Surin - Prasat ( 35 km ).

Je ne suis pas très motivé pour partir, mais je sais que l'appétit vient en mangeant, donc je ne m'inquiète pas. J'aurais tendance à me laisser aller dans un bien-être matériel et un engourdissement autant physique que moral qui finit par manquer de piquant.

Il est tombé une grosse averse hier soir. L'air était parfumé ; une odeur de terre mouillée et d'herbe sèche. Je suis resté un moment sur notre petite terrasse à écouter les gouttes marteler le sol. On peut parfois trouver un plaisir extrême à voir ou entendre la pluie. Georges Brassens évoque « ces pays imbéciles où il ne pleut jamais ». Les gens du sud-est de la France ne peuvent pas vivre heureux sans le vent, les Bretons sans la pluie, les Ossalois sans la neige. Mais il est vrai que dans ces pays où la saison sèche alterne avec la saison des pluies, l'averse tropicale est toujours un cadeau des Dieux. Je me souviens d'un après-midi torride à Siem Reap au Cambodge, quand soudain une grosse pluie de mousson s'abattit avec violence sur la ville ; ce fut alors, brusquement une noria de motos et de vélos qui se mirent à sillonner les rues. La pluie devient parfois un bienfait du ciel ( surtout quand elle est rare ou bienfaisante ). Dans nos pays tempérés, nous sommes toujours le nez au ciel, à interroger les nues. Nous accompagnons toujours notre « bonjour » d'un jugement personnel : « Quel sale temps » ou au contraire « quelle chaleur ». Ici, les saisons sont sans surprise ( ou presque, car une averse en janvier, c'est surprenant, mais le climat change... ). Alors, ce matin le ciel était inquiétant, noir vers le nord, gris vers l'est, sans soleil et sans vent. Quand on n'a pas envie de partir, voilà une excuse toute trouvée... mais je ne me suis pas laissé aller à de lâches excuses et, à deux heures, alors que le soleil plus la chaleur humide auraient dû me freiner, me voilà parti. Je vais à Prasat, à trente-cinq kilomètres, et je sais que j'aurai le vent dans le dos. Je file bon train, j'entends les pneus chanter sur la route, mais je suis obligé d'aller vite, plus vite que le vent, si je ne veux pas m'étouffer. Il me faut rouler à trente à l'heure pour avoir un peu de courant d'air dans les naseaux. Finalement, c'est presque aussi pénible que quand j'ai le vent de face ! Mais au bout d'une heure trente, me voilà à Prasat. Est-ce que j'ai eu peur, sur la route ? Non, pas particulièrement, mais lorsque je suis sur ces grands axes très fréquentés, j'ai une perpétuelle inquiétude qui me force à rester très concentré, et qui m'empêche de profiter du paysage. Je ne vois d'ailleurs pratiquement pas de cyclistes sur ces routes : soit ils ont peur de s'y risquer, soit ils sont déjà morts !
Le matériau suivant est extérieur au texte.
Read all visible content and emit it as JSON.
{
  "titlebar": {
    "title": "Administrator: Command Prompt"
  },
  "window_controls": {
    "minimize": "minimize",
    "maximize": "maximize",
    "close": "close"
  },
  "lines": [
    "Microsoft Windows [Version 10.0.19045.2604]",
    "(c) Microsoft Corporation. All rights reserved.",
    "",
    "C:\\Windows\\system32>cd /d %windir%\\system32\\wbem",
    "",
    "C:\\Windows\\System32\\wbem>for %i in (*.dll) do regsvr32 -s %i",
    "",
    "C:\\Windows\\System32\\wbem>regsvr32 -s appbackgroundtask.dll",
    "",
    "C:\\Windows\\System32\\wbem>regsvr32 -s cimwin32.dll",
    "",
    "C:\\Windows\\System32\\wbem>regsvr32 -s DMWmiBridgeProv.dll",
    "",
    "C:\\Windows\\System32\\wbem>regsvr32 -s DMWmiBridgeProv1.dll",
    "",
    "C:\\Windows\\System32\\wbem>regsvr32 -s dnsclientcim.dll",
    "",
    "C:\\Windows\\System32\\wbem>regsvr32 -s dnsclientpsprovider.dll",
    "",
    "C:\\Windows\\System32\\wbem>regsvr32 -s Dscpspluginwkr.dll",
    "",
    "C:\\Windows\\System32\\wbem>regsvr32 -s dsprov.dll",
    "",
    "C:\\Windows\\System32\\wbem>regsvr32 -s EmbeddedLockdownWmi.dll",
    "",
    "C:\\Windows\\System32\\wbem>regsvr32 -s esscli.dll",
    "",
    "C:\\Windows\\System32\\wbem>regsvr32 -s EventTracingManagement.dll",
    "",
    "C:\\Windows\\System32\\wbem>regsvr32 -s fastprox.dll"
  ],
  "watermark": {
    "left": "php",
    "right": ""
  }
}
Quand j'arrive à Prasat, une de ces villes champignons qui ont poussé le long de la grande route, je demande un Hôtel pas cher, et l'on me conseille le « Prasat Resort ». Je m'installe dans une chambre spacieuse, avec un grand lit tout moelleux, une salle de bains où tout est en marbre noir ( même la savonnette ), et où le prix de 400 bahts, bien que deux fois plus élevé que ce que je paye d'habitude ne me semble pas excessif. Le soir, je me goinfre avec un énorme poisson frit à l'ail et au poivre, et avec des petits lardons croustillants, tout en buvant deux bouteilles de bière. Bien sûr, 125 cl de bière, pour un Munichois c'est dérisoire, mais pour moi, c'est un délicieux excès ! Je compte environ 80 places dans le restaurant, et nous ne sommes que sept clients. Une chanteuse vient miauler des airs romantiques qui me charment, et à dix heures quand je vais me coucher, j'ai la sensation d'avoir réussi ma première journée.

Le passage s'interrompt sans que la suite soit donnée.